Its only purpose is to demonstrate one of the scalability ideas.
"""
import sys
import time
for line in sys.stdin:
    time.sleep(0.001)

Overwriting demo/mapper.py


In [35]:
# Make sure the mapper is executable
!chmod a+x demo/mapper.py

__Run the next three cells to apply our demo mapper with 1, 2 and 4 partitions.__

In [46]:
%%timeit
!./pWordCount_v2.sh 1 'data/alice.txt' 'demo/mapper.py'

4.83 s ± 6.9 ms per loop (mean ± std. dev. of 7 runs, 1 loop each)


In [37]:
%%timeit
!./pWordCount_v2.sh 2 'data/alice.txt' 'demo/mapper.py'

2.77 s ± 5.45 ms per loop (mean ± std. dev. of 7 runs, 1 loop each)


In [38]:
%%timeit
!./pWordCount_v2.sh 4 'data/alice.txt' 'demo/mapper.py'

1.74 s ± 4.54 ms per loop (mean ± std. dev. of 7 runs, 1 loop each)

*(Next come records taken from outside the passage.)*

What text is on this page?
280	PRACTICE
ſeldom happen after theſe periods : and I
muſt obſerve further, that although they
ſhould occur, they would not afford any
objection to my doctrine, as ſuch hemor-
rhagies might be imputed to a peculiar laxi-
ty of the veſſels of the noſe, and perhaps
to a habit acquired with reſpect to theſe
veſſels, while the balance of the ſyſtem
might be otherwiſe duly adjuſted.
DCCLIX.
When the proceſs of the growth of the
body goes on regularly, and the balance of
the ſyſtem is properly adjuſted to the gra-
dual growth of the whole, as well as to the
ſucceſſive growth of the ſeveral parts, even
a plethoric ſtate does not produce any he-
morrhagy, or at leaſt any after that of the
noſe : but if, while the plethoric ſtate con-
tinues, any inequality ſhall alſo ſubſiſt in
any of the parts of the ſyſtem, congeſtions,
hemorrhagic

__Run the following cells to repeat this process with your word count algorithm.__

In [39]:
%%timeit
!./pWordCount_v2.sh 1 'data/alice.txt' 'wordCount.py' 'aggregateCounts_v2.py' > 'data/tmp'

758 ms ± 3.42 ms per loop (mean ± std. dev. of 7 runs, 1 loop each)


In [40]:
%%timeit
!./pWordCount_v2.sh 2 'data/alice.txt' 'wordCount.py' 'aggregateCounts_v2.py' > 'data/tmp'

750 ms ± 7.93 ms per loop (mean ± std. dev. of 7 runs, 1 loop each)


In [41]:
%%timeit
!./pWordCount_v2.sh 4 'data/alice.txt' 'wordCount.py' 'aggregateCounts_v2.py' > 'data/tmp'

764 ms ± 4.6 ms per loop (mean ± std. dev. of 7 runs, 1 loop each)


In [42]:
%%timeit
!./pWordCount_v2.sh 8 'data/alice.txt' 'wordCount.py' 'aggregateCounts_v2.py' > 'data/tmp'

824 ms ± 3.64 ms per loop (mean ± std. dev. of 7 runs, 1 loop each)


In [43]:
%%timeit
!./pWordCount_v2.sh 16 'data/alice.txt' 'wordCount.py' 'aggregateCounts_v2.py' > 'data/tmp'

926 ms ± 5.59 ms per loop (mean ± std. dev. of 7 runs, 1 loop each)


In [44]:
%%timeit
!./pWordCount_v2.sh 32 'data/alice.txt' 'wordCount.py' 'aggregateCounts_v2.py' > 'data/tmp'

1.12 s ± 9.21 ms per loop (mean ± std. dev. of 7 runs, 1 loop each)


# Embarrassingly Parallel


> __a)__ In parallel computing, an embarrassingly parallel workload or problem is one where little or no effort is needed to separate the problem into a number of parallel tasks. This is often the case where there is little or no dependency or need for communication between those parallel tasks, or for results between them. For example, in word counting, lines from the document can be easily split and distributed across hundreds of machines because there are no inherent dependencies between two lines.
This term describes implementation of task.

> __b)__ For any function that is associative commutative, the algorithm becomes an Embarrassingly Parallel one, because of the inherent properties associated with being associative and commutative.
A commutative problem is the one where $(a+b)=(b+a)$. An associated problem is one where $(a+b)+c=a+(b+c)$. These two properties guarantee an Embarrassingly Parallel operation since the problem can be broken down and put together in different order with no impact to the ouput.